The proposed GOALI research generalizes the notion of life extending control of a single generating unit to load control to several generating units interconnected on a common grid. This research introduces a novel concept of Life Extending Load Dispatch System (LELDS) that is characterized by:
A two-tier structure for load scheduling and life extension of individual generating units over the grid;
Load dispatching and unit commitment based on health monitoring, conducted at the upper level;
Localized robust life extending control of individual generating units conducted at the lower level.

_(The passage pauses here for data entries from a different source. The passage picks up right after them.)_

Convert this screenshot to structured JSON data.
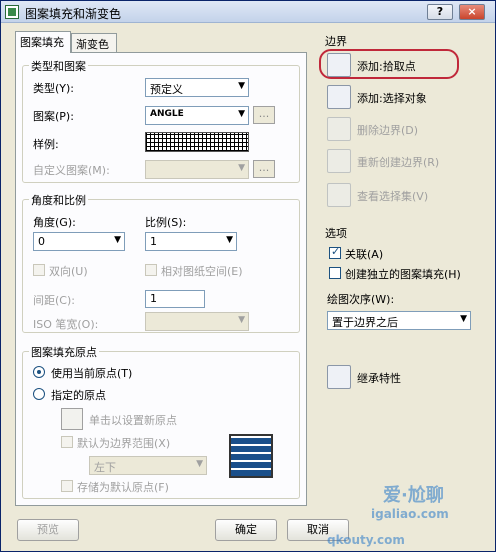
{
  "window": {
    "title": "图案填充和渐变色",
    "help": "?",
    "close": "×"
  },
  "tabs": [
    "图案填充",
    "渐变色"
  ],
  "type_pattern": {
    "heading": "类型和图案",
    "type_label": "类型(Y):",
    "type_value": "预定义",
    "pattern_label": "图案(P):",
    "pattern_value": "ANGLE",
    "swatch_label": "样例:",
    "custom_label": "自定义图案(M):",
    "browse": "..."
  },
  "angle_scale": {
    "heading": "角度和比例",
    "angle_label": "角度(G):",
    "angle_value": "0",
    "scale_label": "比例(S):",
    "scale_value": "1",
    "double_label": "双向(U)",
    "relative_label": "相对图纸空间(E)",
    "spacing_label": "间距(C):",
    "spacing_value": "1",
    "iso_label": "ISO 笔宽(O):"
  },
  "origin": {
    "heading": "图案填充原点",
    "use_current": "使用当前原点(T)",
    "specified": "指定的原点",
    "click_set": "单击以设置新原点",
    "default_extent": "默认为边界范围(X)",
    "position_value": "左下",
    "store_default": "存储为默认原点(F)"
  },
  "boundaries": {
    "heading": "边界",
    "items": [
      {
        "label": "添加:拾取点",
        "icon": "pick-point-icon",
        "enabled": true
      },
      {
        "label": "添加:选择对象",
        "icon": "select-objects-icon",
        "enabled": true
      },
      {
        "label": "删除边界(D)",
        "icon": "remove-boundary-icon",
        "enabled": false
      },
      {
        "label": "重新创建边界(R)",
        "icon": "recreate-boundary-icon",
        "enabled": false
      },
      {
        "label": "查看选择集(V)",
        "icon": "view-selection-icon",
        "enabled": false
      }
    ]
  },
  "options": {
    "heading": "选项",
    "associative": "关联(A)",
    "independent": "创建独立的图案填充(H)",
    "draw_order_label": "绘图次序(W):",
    "draw_order_value": "置于边界之后"
  },
  "inherit": "继承特性",
  "footer": {
    "preview": "预览",
    "ok": "确定",
    "cancel": "取消"
  },
  "watermark": {
    "brand": "爱·尬聊",
    "url": "igaliao.com",
    "domain": "qkouty.com"
  },
  "colors": {
    "highlight": "#c0283a",
    "titlebar": "#c3d3ea",
    "face": "#ece9d8"
  }
}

The objective of this research is to investigate feasibility and viability of the proposed Life Extending Load Dispatch System (LELDS) over a conventional Load Dispatch System (LDS) that does not explicitly address the issue of equipment health (i.e., structural durability) of power plants. As unit reliability has become one of the most dominant economic factors in the deregulated environment, market pricing and penalties of energy supplied or lost often far outweigh the economics of transmission loss considerations or fine tuning of the generation levels. The LELDS will include the requirements of several dynamic and steady state energy services that are important to the regulation and control of grid as a whole. In the present environment of electricity deregulation, revenue and economic penalties are assigned to each of the grid energy control services thereby elevating their impact on the generating units and utility companies in contrast to the previous regulated environment. From this perspective, potential benefits of the proposed LELDS include: increased power system reliability and lower electricity generation cost, reduced maintenance, and increased availability of the generating units to satisfy energy market transactions as well as fluctuating native load on the grid. An additional feature of the proposed research is exchange of real-time information among the LELDS and generating units for remote health monitoring, diagnostics, and maintenance. Feasibility of these concepts will be validated on a testbed that will simulate a power system grid along with pertinent electromechanical and thermal-hydraulic dynamics of individual generating units.